Jim Holt discusses the recent debate about soft paternalism, in his essay in this Sunday's, New York Times Magazine. His “The New, Soft Paternalism” is a fair and pretty thorough account of the debate about whether people have multiple selves of which some may be wiser than others and it does a decent job of considering whether the wiser selves we have ought to get government support, as when states limit gambling or other easily abused activities by their citizens. Holt comes out in favor of the government’s lending a hand to our wiser selves in the end. Here is how he put his conclusion:

“But what if you are one of those people who rely on more mundane stratagems, like self-binding? The general problem you face (as put by the political theorist Jon Elster [a member of the analytical Marxist school, by the way]) is this: For a given uphill goal and a given strength of will, does there exist a path, however circuitous, that will get you to the top of the hill? By adding a new path here and there, state soft paternalism makes it more likely that the answer will be yes.”

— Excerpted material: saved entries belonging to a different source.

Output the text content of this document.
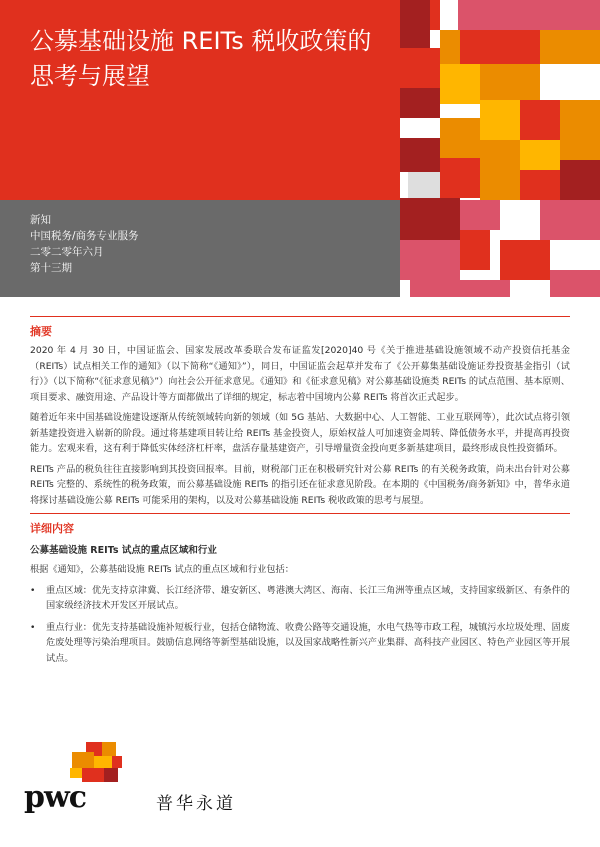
公募基础设施 REITs 税收政策的思考与展望
新知
中国税务/商务专业服务
二零二零年六月
第十三期
摘要

2020 年 4 月 30 日，中国证监会、国家发展改革委联合发布证监发[2020]40 号《关于推进基础设施领域不动产投资信托基金（REITs）试点相关工作的通知》（以下简称“《通知》”），同日，中国证监会起草并发布了《公开募集基础设施证券投资基金指引（试行）》（以下简称“《征求意见稿》”）向社会公开征求意见。《通知》和《征求意见稿》对公募基础设施类 REITs 的试点范围、基本原则、项目要求、融资用途、产品设计等方面都做出了详细的规定，标志着中国境内公募 REITs 将首次正式起步。

随着近年来中国基础设施建设逐渐从传统领域转向新的领域（如 5G 基站、大数据中心、人工智能、工业互联网等），此次试点将引领新基建投资进入崭新的阶段。通过将基建项目转让给 REITs 基金投资人，原始权益人可加速资金周转、降低债务水平，并提高再投资能力。宏观来看，这有利于降低实体经济杠杆率，盘活存量基建资产，引导增量资金投向更多新基建项目，最终形成良性投资循环。

REITs 产品的税负往往直接影响到其投资回报率。目前，财税部门正在积极研究针对公募 REITs 的有关税务政策，尚未出台针对公募 REITs 完整的、系统性的税务政策，而公募基础设施 REITs 的指引还在征求意见阶段。在本期的《中国税务/商务新知》中，普华永道将探讨基础设施公募 REITs 可能采用的架构，以及对公募基础设施 REITs 税收政策的思考与展望。

详细内容
公募基础设施 REITs 试点的重点区域和行业

根据《通知》，公募基础设施 REITs 试点的重点区域和行业包括：

• 重点区域：优先支持京津冀、长江经济带、雄安新区、粤港澳大湾区、海南、长江三角洲等重点区域，支持国家级新区、有条件的国家级经济技术开发区开展试点。
• 重点行业：优先支持基础设施补短板行业，包括仓储物流、收费公路等交通设施，水电气热等市政工程，城镇污水垃圾处理、固废危废处理等污染治理项目。鼓励信息网络等新型基础设施，以及国家战略性新兴产业集群、高科技产业园区、特色产业园区等开展试点。
pwc	普华永道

A couple of preliminaries. Invoking David Hume’s idea of the totally—indeed, impossibly—fragmented human self is a non-starter here. For Hume the idea was to show that is no self but he advance the notion merely as a reductio absurdum argument against radical empiricism, to show that simply relying on our senses gets us nowhere in trying to understand anything, including ourselves. Of course we have different ideas and desires, with some of us remaining intact over time while others waffling about with no integrity at all. Yet even the worst of us, with the most discombobulated personalities and unhinged character, can have some good moments during which we try to set about straightening our who we will be henceforth--just think of all the New Year's resolutions here. And, yes, a bit of push from peers and institutions may help when such folks are ready to lapse once again.

Now it might be tempting to do what Jim Holt, on the advice of Jon Elster, is proposing, get the state involved here. State soft-paternalism has its greatest appeal not because of its successes and because good theory supports it, quite the contrary. It appeals because of the powerful governmental habit that has been powerfully cultivated in the human race from time immemorial. This is a bit akin to the root idea behind paternalism—"parents know best." And that’s right for most kids, of course; for adults, however, it is a disabling, inept approach to dealing with life and gives dangerous powers to governments.

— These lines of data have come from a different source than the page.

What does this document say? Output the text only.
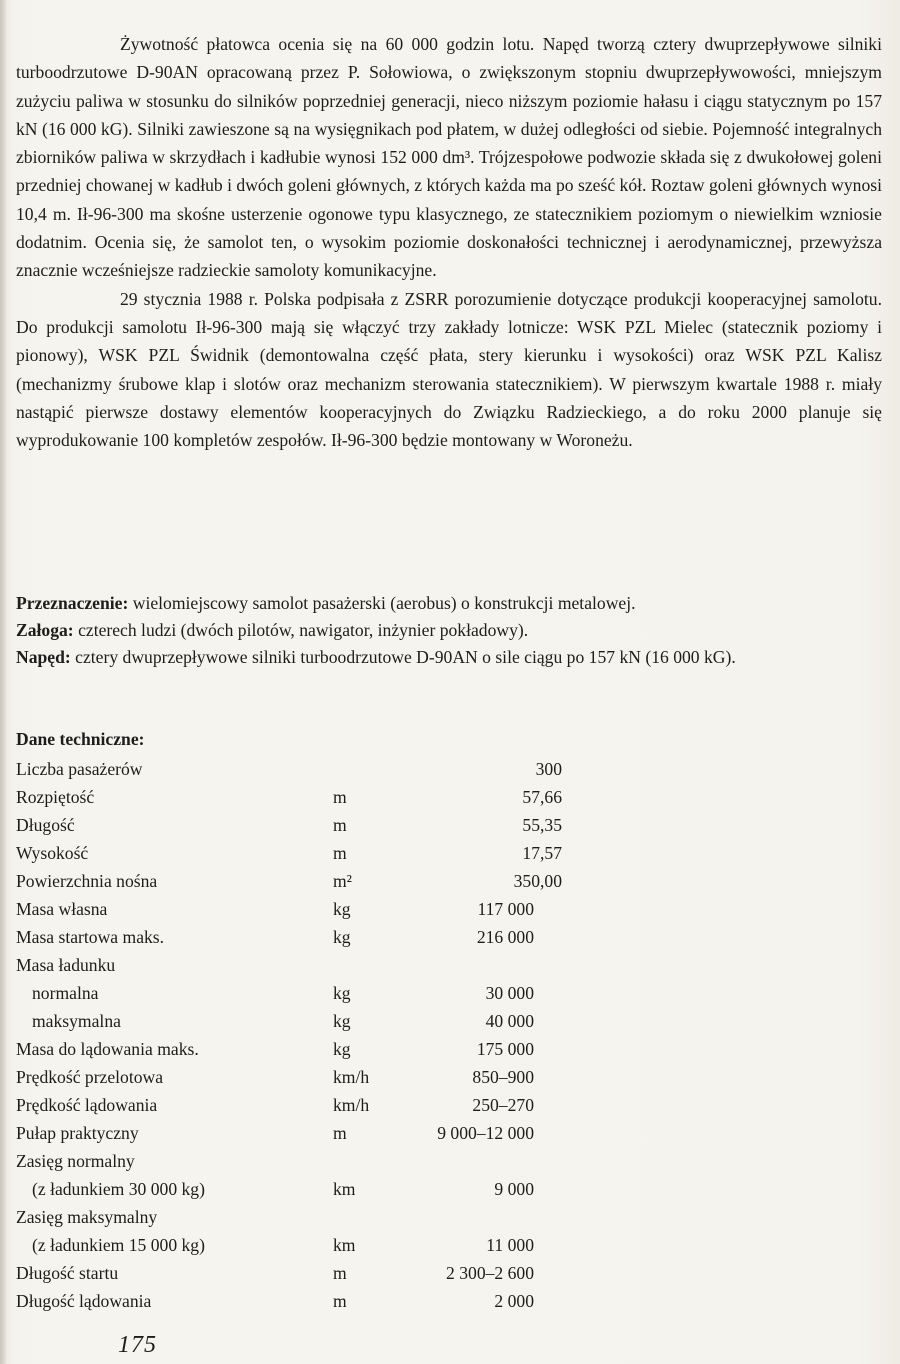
Żywotność płatowca ocenia się na 60 000 godzin lotu. Napęd tworzą cztery dwuprzepływowe silniki turboodrzutowe D-90AN opracowaną przez P. Sołowiowa, o zwiększonym stopniu dwuprzepływowości, mniejszym zużyciu paliwa w stosunku do silników poprzedniej generacji, nieco niższym poziomie hałasu i ciągu statycznym po 157 kN (16 000 kG). Silniki zawieszone są na wysięgnikach pod płatem, w dużej odległości od siebie. Pojemność integralnych zbiorników paliwa w skrzydłach i kadłubie wynosi 152 000 dm³. Trójzespołowe podwozie składa się z dwukołowej goleni przedniej chowanej w kadłub i dwóch goleni głównych, z których każda ma po sześć kół. Roztaw goleni głównych wynosi 10,4 m. Ił-96-300 ma skośne usterzenie ogonowe typu klasycznego, ze statecznikiem poziomym o niewielkim wzniosie dodatnim. Ocenia się, że samolot ten, o wysokim poziomie doskonałości technicznej i aerodynamicznej, przewyższa znacznie wcześniejsze radzieckie samoloty komunikacyjne.

29 stycznia 1988 r. Polska podpisała z ZSRR porozumienie dotyczące produkcji kooperacyjnej samolotu. Do produkcji samolotu Ił-96-300 mają się włączyć trzy zakłady lotnicze: WSK PZL Mielec (statecznik poziomy i pionowy), WSK PZL Świdnik (demontowalna część płata, stery kierunku i wysokości) oraz WSK PZL Kalisz (mechanizmy śrubowe klap i slotów oraz mechanizm sterowania statecznikiem). W pierwszym kwartale 1988 r. miały nastąpić pierwsze dostawy elementów kooperacyjnych do Związku Radzieckiego, a do roku 2000 planuje się wyprodukowanie 100 kompletów zespołów. Ił-96-300 będzie montowany w Woroneżu.

Przeznaczenie: wielomiejscowy samolot pasażerski (aerobus) o konstrukcji metalowej.

Załoga: czterech ludzi (dwóch pilotów, nawigator, inżynier pokładowy).

Napęd: cztery dwuprzepływowe silniki turboodrzutowe D-90AN o sile ciągu po 157 kN (16 000 kG).

Dane techniczne:
Liczba pasażerów	300
Rozpiętość	m	57,66
Długość	m	55,35
Wysokość	m	17,57
Powierzchnia nośna	m²	350,00
Masa własna	kg	117 000
Masa startowa maks.	kg	216 000
Masa ładunku
normalna	kg	30 000
maksymalna	kg	40 000
Masa do lądowania maks.	kg	175 000
Prędkość przelotowa	km/h	850–900
Prędkość lądowania	km/h	250–270
Pułap praktyczny	m	9 000–12 000
Zasięg normalny
(z ładunkiem 30 000 kg)	km	9 000
Zasięg maksymalny
(z ładunkiem 15 000 kg)	km	11 000
Długość startu	m	2 300–2 600
Długość lądowania	m	2 000
175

The governments of most societies have, of course, sold themselves to the people as their parents—or uncles or nannies—who have nothing but the best interest of their children, the people, in mind. Kings notoriously justified themselves along these lines, as have dictators. What differentiates democratic governments is merely the fact that they work by a process of decisions-by-committee and there are numerous competing committees vying to dominate until in the end a decision is reached that supposedly has had the benefit of extensive discussion. Of course, the decision will be coercively imposed but, presumably, wiser then many private decisions would be.

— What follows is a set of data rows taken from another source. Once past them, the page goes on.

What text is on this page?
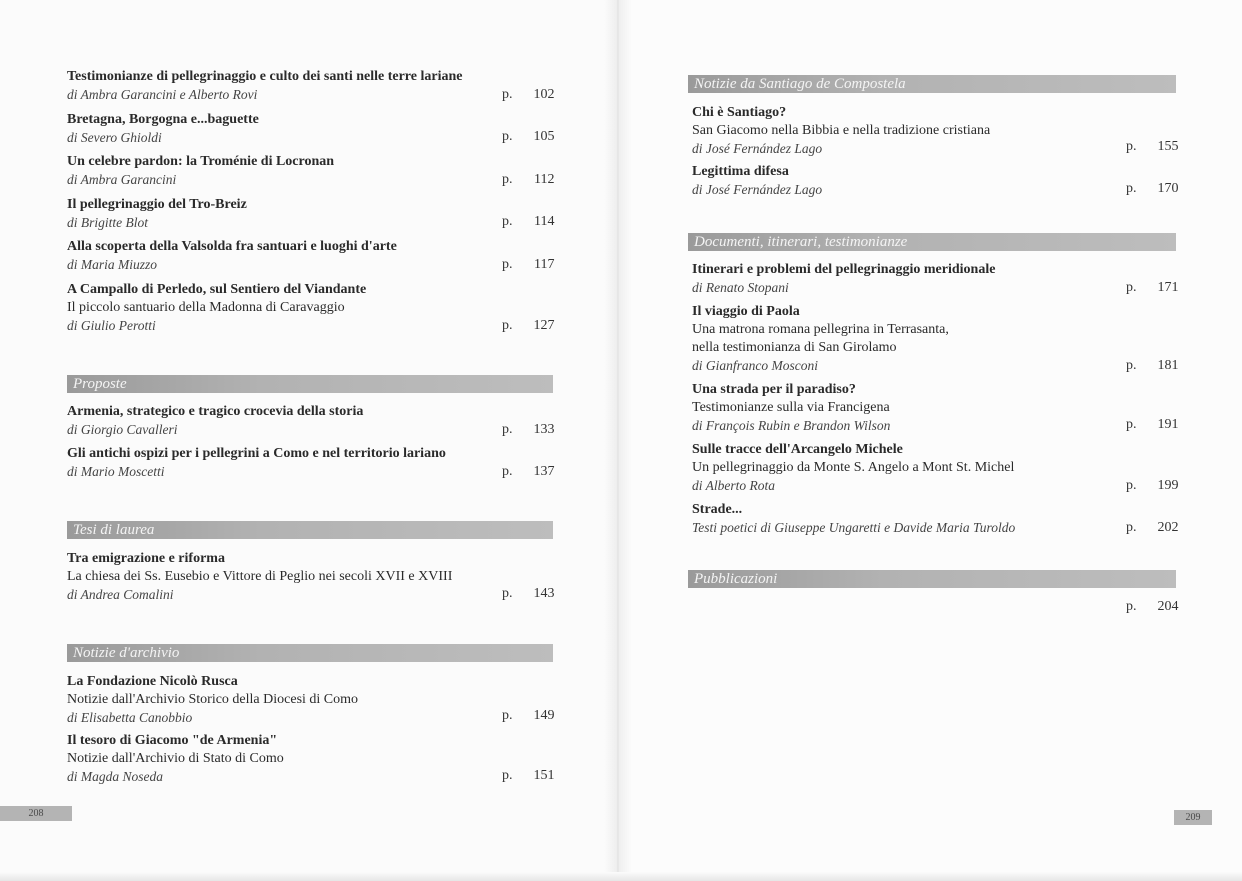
Testimonianze di pellegrinaggio e culto dei santi nelle terre lariane
di Ambra Garancini e Alberto Rovi	p. 102
Bretagna, Borgogna e...baguette
di Severo Ghioldi	p. 105
Un celebre pardon: la Troménie di Locronan
di Ambra Garancini	p. 112
Il pellegrinaggio del Tro-Breiz
di Brigitte Blot	p. 114
Alla scoperta della Valsolda fra santuari e luoghi d'arte
di Maria Miuzzo	p. 117
A Campallo di Perledo, sul Sentiero del Viandante
Il piccolo santuario della Madonna di Caravaggio
di Giulio Perotti	p. 127
Proposte
Armenia, strategico e tragico crocevia della storia
di Giorgio Cavalleri	p. 133
Gli antichi ospizi per i pellegrini a Como e nel territorio lariano
di Mario Moscetti	p. 137
Tesi di laurea
Tra emigrazione e riforma
La chiesa dei Ss. Eusebio e Vittore di Peglio nei secoli XVII e XVIII
di Andrea Comalini	p. 143
Notizie d'archivio
La Fondazione Nicolò Rusca
Notizie dall'Archivio Storico della Diocesi di Como
di Elisabetta Canobbio	p. 149
Il tesoro di Giacomo "de Armenia"
Notizie dall'Archivio di Stato di Como
di Magda Noseda	p. 151
208
Notizie da Santiago de Compostela
Chi è Santiago?
San Giacomo nella Bibbia e nella tradizione cristiana
di José Fernández Lago	p. 155
Legittima difesa
di José Fernández Lago	p. 170
Documenti, itinerari, testimonianze
Itinerari e problemi del pellegrinaggio meridionale
di Renato Stopani	p. 171
Il viaggio di Paola
Una matrona romana pellegrina in Terrasanta,
nella testimonianza di San Girolamo
di Gianfranco Mosconi	p. 181
Una strada per il paradiso?
Testimonianze sulla via Francigena
di François Rubin e Brandon Wilson	p. 191
Sulle tracce dell'Arcangelo Michele
Un pellegrinaggio da Monte S. Angelo a Mont St. Michel
di Alberto Rota	p. 199
Strade...
Testi poetici di Giuseppe Ungaretti e Davide Maria Turoldo	p. 202
Pubblicazioni
p. 204
209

Now this is the kind of view that began to be questioned with the writings of Baruch Spinoza. Thomas Hobbes, writing just a bit before Spinoza, made the mistake of trusting the democratically selected absolute monarch, arguing, like Holt and Elster, that people want themselves to be ruled and a king or government is just who should do the ruling. But as Spinoza began to suggest and, later, classical liberals like John Locke, Adam Smith, and a host of others began to warn us, governments aren’t made up of angels but people. People with the crucial added attribute that makes it easy to yield to bad temptations, namely, power over other people.

In the 20th century Jim Buchanan and Gordon Tullock finally put the idea into a fully developed theory called "Public Choice" which argued that politicians and bureaucrats will routinely pursue their own agendas, not those assigned to them by the people via the democratic process. Now this pretty much means that entrusting government to engage in benign soft paternalism is futile.

Yes, some people could benefit from this if it could be counted upon—although that alone doesn’t make it good public policy either—but counting upon government to administer soft paternalism without corruption, without abuse, is the big mistake embraced by the likes of Jim Holt, Jon Elster, and, sadly, millions of others across the globe.